Şimdiki belediyeciliğin 4.0 belediyeciliği olduğunu vurgulayan Yıldırım, “1994 kampanyasında Cumhurbaşkanımızın önünde üç mesele vardı. Çöp, çukur, çamur, hava kirliliği, susuzluk. O dönemde başka bir şeyi konuşmuyorduk. Yapay zekayı, sosyal medyayı, interneti konuşmuyorduk. Bugünün sorunları bunlar değil. Belki hala bazı belediyelerde bunlar devam ediyor olabilir ama genel anlamda AK Parti hizmet belediyeciliği ile bunlar geride kaldı. Şimdiki belediyecilik 4.0 belediyeciliğidir. Z kuşağı dediğimiz bir kuşak var. 2000 sonrası doğanlar. 1994’ün İstanbul’unu bilmiyorlar. Onlar o çileyi çekmediler. Kıyas imkanları yok. Kötüyle iyiyi kıyaslama şansları yok. Onlar yapay zekayı, robotları, geleceğin mesleklerini konuşmak istiyorlar. Yöneticilerden bunları duymak istiyorlar. Sadece İstanbul’da 18-30 yaş arası 2,5 milyon seçmen var. İstanbul seçiminin sonucunu belirleyecek seçmen var. Değişen şartların, gelişen teknolojinin ve dünyanın değişimini görmek, gençlerimizin beklentilerini, kadınlarımızın beklentilerini karşılayacak sosyal içerikli geleceğe yönelik projeler üretmek. Araştırmalara göre bugün mevcut olan mesleklerin yüzde 50’si önümüzdeki 25 yıl sonra olmayacak. Gençler sürücüsüz arabalar için belediye başkan adayları nasıl bir proje düşünüyor bunu soruyorlar. Dronelar güvenlik tehdidi oluşturmasın diye ne gibi tedbirler alınacak bunu soruyorlar. Bugün bunlar hayal değil. Yenilik yapmak, yeni ihtiyaç ve talepleri karşılamak yerel yöneticilerin en önemli sorumluluklarından biridir. Öncülük, liderlikte bu tip durumlarda ortaya çıkıyor” diye konuştu.

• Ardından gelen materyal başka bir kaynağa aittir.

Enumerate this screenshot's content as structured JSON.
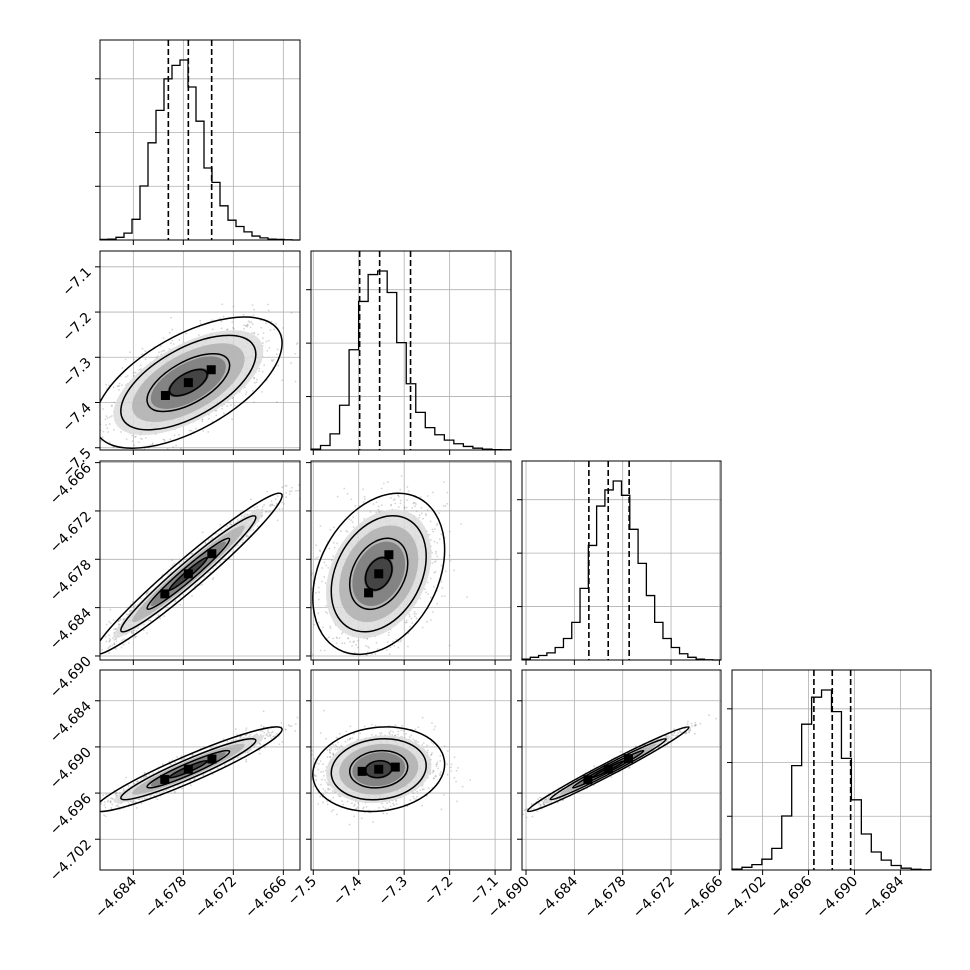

Özellikle Büyükşehir Belediyelerinin gündemdeki en önemli konularının ulaşım, altyapı ve çevre olduğunu söyleyen Yıldırım, “2023’e gelindiğinde İstanbul, Londra’dan da, Moskova’dan da daha fazla raylı sistem ağına sahip olacak. Yeşil alan miktarı da artmaya devam ediyor. 10 yıl önce 5 metrekarenin altındayken bugün 8,5 metrekareye yükselmiş. Hedef, kişi başı 15 metrekare düzeyine ulaştırmak. Bunları yaparken merkezi hükümetle uyumlu ve koordinasyon içinde çalışacağız. Yerel yönetimler o şehirde yaşayan insanlara en yakın yöneticilerdir. Temsil ettiğiniz hemşehrilerinizin beklentilerini yok sayamazsınız. Sadece seçilmiş olmak yetmez, önemli kararlarda mutlaka o şehrin bütün paydaşlarını işin içine katmak mecburiyeti vardır. Böyle bir sorumluluğu aziz İstanbulluların bize vermesi halinde bunları en güzel şekilde uygulayacağız. İstanbul’a projelerimizi bu kampanya süresinde açıklayacağız ama her şeyden önemlisi projemiz şudur; İstanbul’u deprem tehdidini ortadan kaldıracak çalışmalar, yeşil alan ve çevre hassasiyetini sonuna kadar gözetecek bir yönetim anlayışı ve ulaşımın, trafiğin eziyet olmaktan çıkacağı bir şehre dönüşmesi İstanbul’un dünyaya ve Türkiye’nin diğer şehirlerine ulaşımında, iletişiminde bir problemi kalmadı. İstanbul’dan Bursa’ya gitmek, Tuzla’dan Avcılar’a gitmekten daha kolay ve kısadır. İstanbul’un dışıyla ilgili ulaşım, iletişim problemi yok. Şimdi İstanbul’a yaptıklarımızı biraz daha fazlasını, tam mesaiyle İstanbul’a yoğunlaşarak İstanbul’u 2023’e hazırlamak için hazırız. Her türlü imkanımız, hazırlıklarımız tamamdır” dedi.